Depuis le début des temps... non, depuis l'aube de l'humanité... enfin pas vraiment, en réalité, ce serait plutôt depuis que l'Homme parle, son principal mode de communication n'a pas changé. De simples grognements dans lesquels le ton employé se trouvait fort révélateur de l'intention jusqu'à l'apparition de langues diverses et variées dont certaines nécessitent trois années d'entraînement lingual plus deux autres de rééducation, l'Homme a toujours utilisé sa bouche pour communiquer. Enfin, pas tout à fait sa bouche, mais vous m'avez compris. Et depuis toujours, l'Homme se pose là, face à son interlocuteur, et déblatère des plus incompréhensibles idioties aux théorèmes scientifiques les plus élaborés.

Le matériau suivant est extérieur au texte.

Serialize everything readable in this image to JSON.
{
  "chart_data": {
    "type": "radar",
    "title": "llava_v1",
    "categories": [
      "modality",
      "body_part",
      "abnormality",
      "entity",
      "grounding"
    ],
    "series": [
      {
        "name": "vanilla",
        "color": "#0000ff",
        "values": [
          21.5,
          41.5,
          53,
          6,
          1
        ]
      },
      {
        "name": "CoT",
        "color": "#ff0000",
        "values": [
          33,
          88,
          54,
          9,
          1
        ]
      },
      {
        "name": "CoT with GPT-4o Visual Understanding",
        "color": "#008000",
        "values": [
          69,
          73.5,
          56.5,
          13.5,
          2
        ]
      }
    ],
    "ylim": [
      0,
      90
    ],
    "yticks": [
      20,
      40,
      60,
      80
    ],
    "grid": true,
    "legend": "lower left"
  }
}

Tout le monde se trouve logé à la même enseigne, seul le transport diffère. La voix et le langage ne servent finalement que de véhicule dans la transmission d'idées à partir de notre cerveau jusqu'à celui d'un voisin, pour peu qu'il en ait. Toutefois, il est un problème que l'homme n'a toujours pas réussi à régler parfaitement.

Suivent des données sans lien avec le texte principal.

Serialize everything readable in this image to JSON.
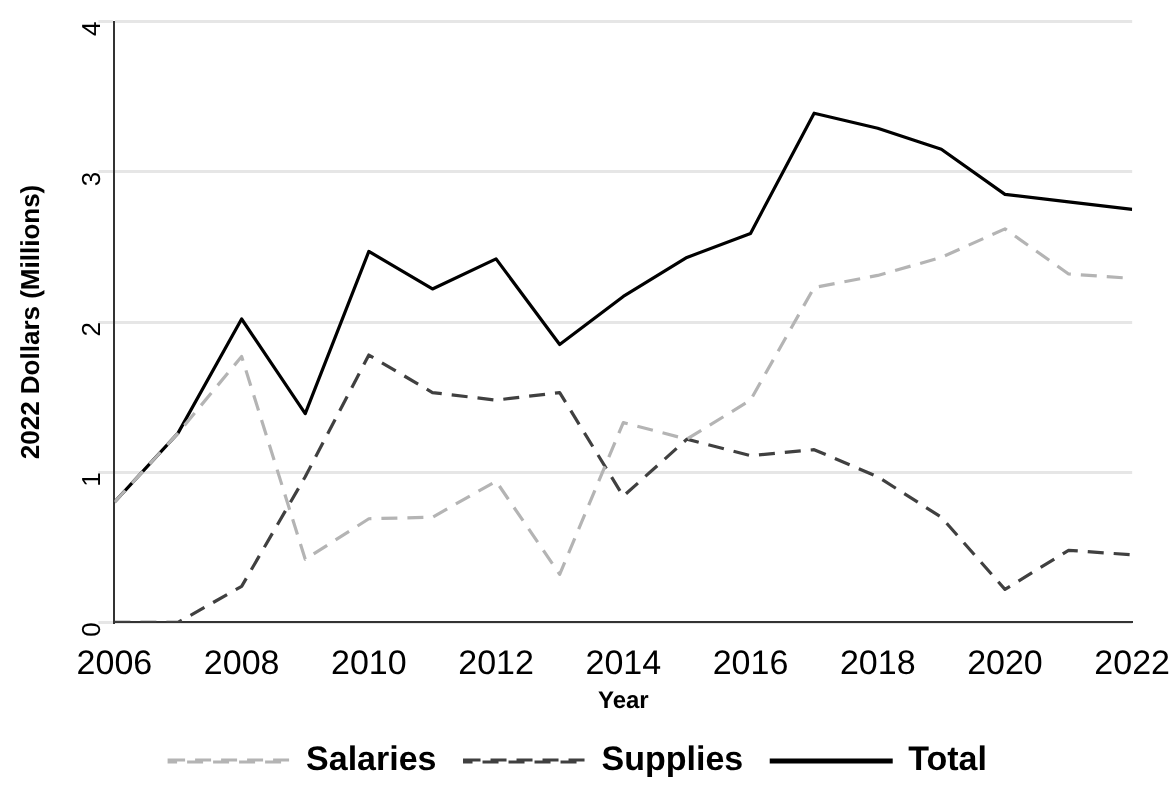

Vous l'aurez sans doute compris, l'Homme se trouve encore aujourd'hui fort marri lorsque la personne à laquelle il souhaite s'adresser n'est pas à portée de voix. Ou d'oreille, selon de quel côté on se place. Pourtant, il rivalise d'originalité pour permettre à l'autre, là, d'entendre ce qu'il a à lui dire. Et qu'importe si ceci n'a aucune importance, l'essentiel étant d'évacuer ces phrases qui tournent en boucle dans sa tête. Alors, au début, l'Homme avait trouvé une technique fiable et pratique à la résolution de ce problème. En effet, il avait remarqué que l'autre membre de sa tribu croisait souvent son chemin. Et dans le pire des cas, tout le monde se retrouvait le soir à la grotte pour dormir ou faire la fête, c'était selon. Du coup, il suffisait à l'Homme d'attendre de croiser l'autre pour lui remettre le message en oreilles propres, expression similaire à "en mains propres" mais pour les transmissions orales, notez que l'hygiène y semble également importante. Et les Hommes attendirent tout simplement l'occasion de pouvoir communiquer avec l'un de leurs camarades, et je n'entends pas par là que l'Homme était communiste, loin de là.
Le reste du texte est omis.